Ossos
Um relicário religioso, assim como qualquer outra parte de corpo ou ossada humana, é um objeto de estudo antropológico e arqueológico que pode, até mesmo, possuir, dentre outros, um significado político - a múmia de Lênin em Moscou, embora não seja um objeto religioso, é exemplo. Pensei nisso enquanto observava o Relicário de Santa Teresinha em Butiá, na primeira quinzena de março.
Os ossos da santa - um fêmur e um osso do pé -, para além do significado religioso, eram parte dos restos mortais de um ser humano, assim como os das múmias do Egito. Ossos sagrados, mas ossos, objetos de estudo científico antropológico e arqueológico: os da santa, os dos faraós e - porque não - os de Lênin. O sagrado que os ossos de santos possuem é um significado que lhes é atribuído pelas pessoas religiosas, por meio de sua fé. Qualquer coisa pode ser sacralizada: uma pedra, um tecido, um prego, um local, uma cidade, uma múmia, um corpo humano incorrupto, um esqueleto ou parte dele. Todavia, santo ou santa, de fato, é a alma imortal, o legado.
Um cachorro não faz distinção entre ossos sagrados ou profanos, de reis ou faraós, de politicos ou de santos. Nós sacralizamos tudo o que faz parte da matéria constitutiva deste planeta, inclusive nossos restos mortais. E nós e tudo mais do pó vieram e a ele retornarão. Insofismável.
Mesmo assim, tal significado - histórico, político ou religioso - de qualquer relíquia humana é um objeto específico, ideológico e imaterial, que faz parte da realidade concreta histórico-social, passível de ser analisado ou investigado pela Sociologia ou Filosofia, por exemplo.
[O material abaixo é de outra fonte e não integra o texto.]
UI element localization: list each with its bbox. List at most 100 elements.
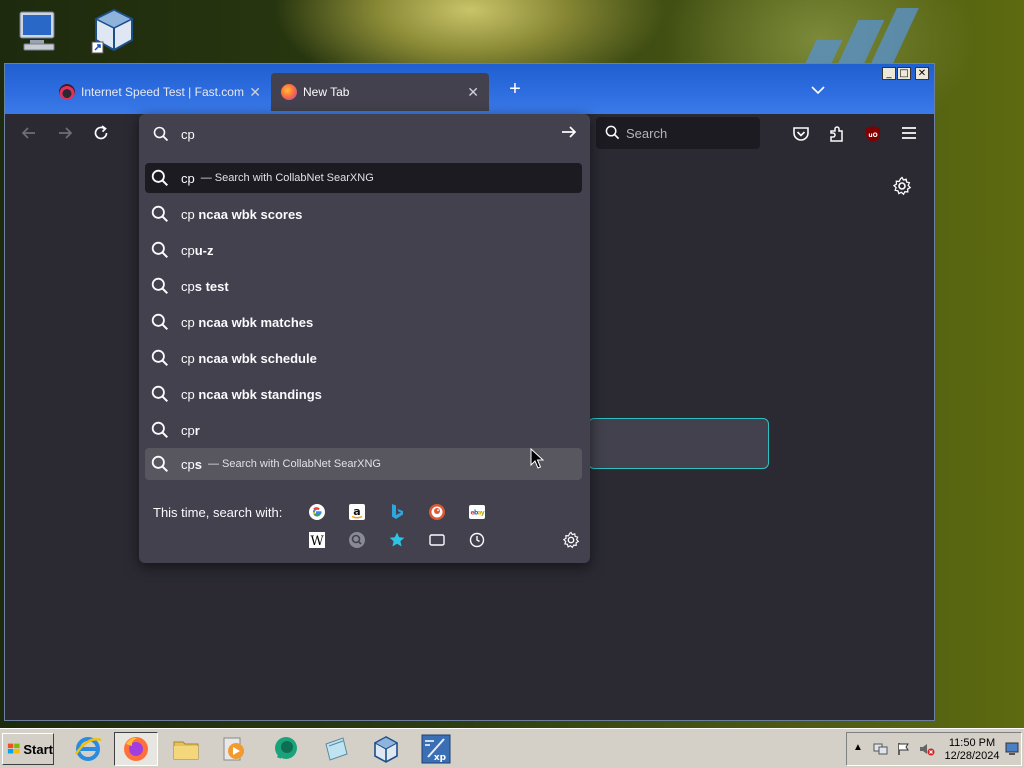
tab-fast-com[interactable]: Internet Speed Test | Fast.com ✕ (49, 73, 271, 111)
firefox-window: _ □ ✕ Internet Speed Test | Fast.com ✕ N… (4, 63, 935, 721)
list-all-tabs-chevron-icon[interactable] (811, 82, 825, 98)
app-menu-hamburger-icon[interactable] (900, 125, 918, 143)
extensions-puzzle-icon[interactable] (828, 125, 846, 143)
show-desktop-icon[interactable] (1005, 741, 1019, 762)
firefox-favicon-icon (281, 84, 297, 100)
suggestion-row[interactable]: cp — Search with CollabNet SearXNG (145, 163, 582, 193)
start-label: Start (23, 741, 53, 757)
network-icon[interactable] (873, 742, 889, 761)
start-button[interactable]: Start (2, 733, 54, 765)
suggestion-typed: cp (181, 386, 195, 402)
maximize-button[interactable]: □ (897, 67, 911, 80)
show-hidden-icons-chevron-icon[interactable]: ▲ (853, 742, 863, 753)
suggestion-action: — Search with CollabNet SearXNG (200, 172, 374, 184)
minimize-button[interactable]: _ (882, 67, 896, 80)
suggestion-row[interactable]: cp ncaa wbk matches (145, 304, 582, 340)
url-input[interactable]: cp (139, 114, 590, 154)
suggestion-completion: ncaa wbk schedule (194, 350, 317, 366)
search-settings-gear-icon[interactable] (561, 530, 581, 550)
xp-mode-icon[interactable]: xp (414, 732, 458, 766)
tab-title: New Tab (303, 85, 350, 99)
media-player-icon[interactable] (212, 732, 256, 766)
bing-icon[interactable] (387, 502, 407, 522)
file-explorer-icon[interactable] (164, 732, 208, 766)
suggestion-typed: cp (181, 170, 195, 186)
search-icon (151, 241, 169, 259)
suggestion-action: — Search with CollabNet SearXNG (207, 458, 381, 470)
duckduckgo-icon[interactable] (427, 502, 447, 522)
action-center-flag-icon[interactable] (897, 742, 911, 761)
suggestion-row[interactable]: cp s — Search with CollabNet SearXNG (145, 448, 582, 480)
firefox-taskbar-icon[interactable] (114, 732, 158, 766)
close-tab-icon[interactable]: ✕ (467, 84, 479, 101)
search-icon (151, 313, 169, 331)
wikipedia-icon[interactable]: W (307, 530, 327, 550)
search-icon (151, 455, 169, 473)
suggestion-row[interactable]: cp u-z (145, 232, 582, 268)
tab-new-tab[interactable]: New Tab ✕ (271, 73, 489, 111)
ebay-icon[interactable]: ebay (467, 502, 487, 522)
search-bar[interactable]: Search (596, 117, 760, 149)
searxng-icon[interactable] (347, 530, 367, 550)
suggestion-completion: s (194, 456, 202, 472)
clock[interactable]: 11:50 PM 12/28/2024 (941, 737, 1003, 763)
suggestion-row[interactable]: cp ncaa wbk standings (145, 376, 582, 412)
windows-flag-icon (7, 743, 20, 754)
suggestion-row[interactable]: cp ncaa wbk scores (145, 196, 582, 232)
suggestion-typed: cp (181, 422, 195, 438)
url-input-text: cp (181, 127, 195, 142)
bookmarks-star-icon[interactable] (387, 530, 407, 550)
search-icon (153, 126, 169, 142)
back-arrow-icon[interactable] (19, 124, 39, 144)
customize-newtab-gear-icon[interactable] (892, 176, 912, 196)
suggestion-typed: cp (181, 278, 195, 294)
internet-explorer-icon[interactable] (66, 732, 110, 766)
amazon-icon[interactable]: a (347, 502, 367, 522)
svg-text:y: y (481, 510, 485, 517)
clock-time: 11:50 PM (948, 737, 996, 749)
newtab-search-field[interactable] (588, 418, 769, 469)
search-icon (151, 277, 169, 295)
search-icon (151, 169, 169, 187)
suggestion-typed: cp (181, 206, 195, 222)
forward-arrow-icon[interactable] (55, 124, 75, 144)
suggestion-typed: cp (181, 314, 195, 330)
wallpaper-stripe (871, 8, 919, 63)
one-off-label: This time, search with: (153, 505, 283, 520)
fast-com-favicon-icon (59, 84, 75, 100)
virtualbox-desktop-icon[interactable] (90, 6, 142, 58)
search-icon (151, 349, 169, 367)
reload-icon[interactable] (91, 124, 111, 144)
suggestion-completion: ncaa wbk matches (194, 314, 314, 330)
history-clock-icon[interactable] (467, 530, 487, 550)
mouse-pointer-icon (530, 447, 545, 475)
suggestion-completion: ncaa wbk scores (194, 206, 303, 222)
my-computer-desktop-icon[interactable] (14, 6, 66, 58)
suggestion-typed: cp (181, 350, 195, 366)
volume-muted-icon[interactable] (919, 742, 935, 761)
search-icon (605, 125, 620, 140)
suggestion-row[interactable]: cp ncaa wbk schedule (145, 340, 582, 376)
search-icon (151, 385, 169, 403)
new-tab-plus-icon[interactable]: + (505, 79, 525, 100)
suggestion-completion: ncaa wbk standings (194, 386, 322, 402)
ublock-origin-icon[interactable]: uO (864, 125, 882, 143)
pocket-icon[interactable] (792, 125, 810, 143)
search-icon (151, 205, 169, 223)
suggestion-typed: cp (181, 456, 195, 472)
notepad-icon[interactable] (314, 732, 358, 766)
go-arrow-icon[interactable] (560, 123, 578, 146)
google-icon[interactable] (307, 502, 327, 522)
suggestion-row[interactable]: cp s test (145, 268, 582, 304)
svg-text:a: a (353, 505, 360, 518)
svg-text:xp: xp (434, 753, 447, 763)
tabs-icon[interactable] (427, 530, 447, 550)
svg-text:uO: uO (868, 132, 877, 139)
virtualbox-taskbar-icon[interactable] (364, 732, 408, 766)
suggestion-completion: r (194, 422, 200, 438)
clock-date: 12/28/2024 (944, 750, 1000, 762)
chat-app-icon[interactable] (264, 732, 308, 766)
close-tab-icon[interactable]: ✕ (249, 84, 261, 101)
close-window-button[interactable]: ✕ (915, 67, 929, 80)
suggestion-row[interactable]: cp r (145, 412, 582, 448)
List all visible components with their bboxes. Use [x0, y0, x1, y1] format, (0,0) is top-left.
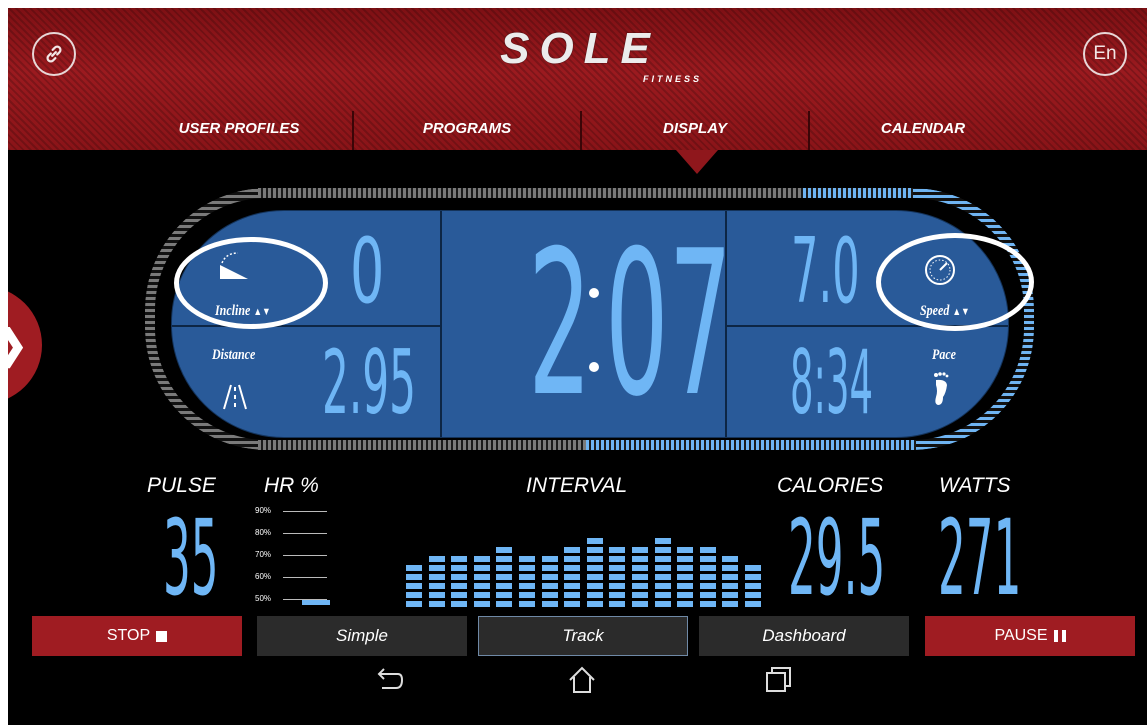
tab-calendar[interactable]: CALENDAR: [808, 111, 1036, 150]
interval-chart: [406, 506, 768, 607]
workout-display: Incline ▲▼ 0 Distance 2.95 2 07 7.0 Spee…: [171, 210, 1009, 438]
pace-value: 8:34: [790, 331, 874, 434]
interval-bar: [519, 553, 535, 607]
pulse-value: 35: [163, 497, 219, 619]
time-minutes: 2: [528, 210, 592, 438]
interval-bar: [699, 544, 716, 607]
sole-logo: SOLE FITNESS: [450, 24, 710, 84]
interval-bar: [496, 544, 513, 607]
hr-scale-row: 90%: [255, 506, 335, 518]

Fazem parte da cultura, enquanto objetos materiais e imateriais: os ossos e o significado dos ossos.
Logo, um osso, mesmo sendo apenas um osso, pode não ser apenas um osso, dependendo do significado que lhe seja atribuído. É o caso dos ossos da santa. Ossos podem, inclusive, emocionar, remetendo para a alma imortal e para o legado.
Uma boa semana para todos. Cuidem-se, vacinem-se, vivam e fiquem com Deus.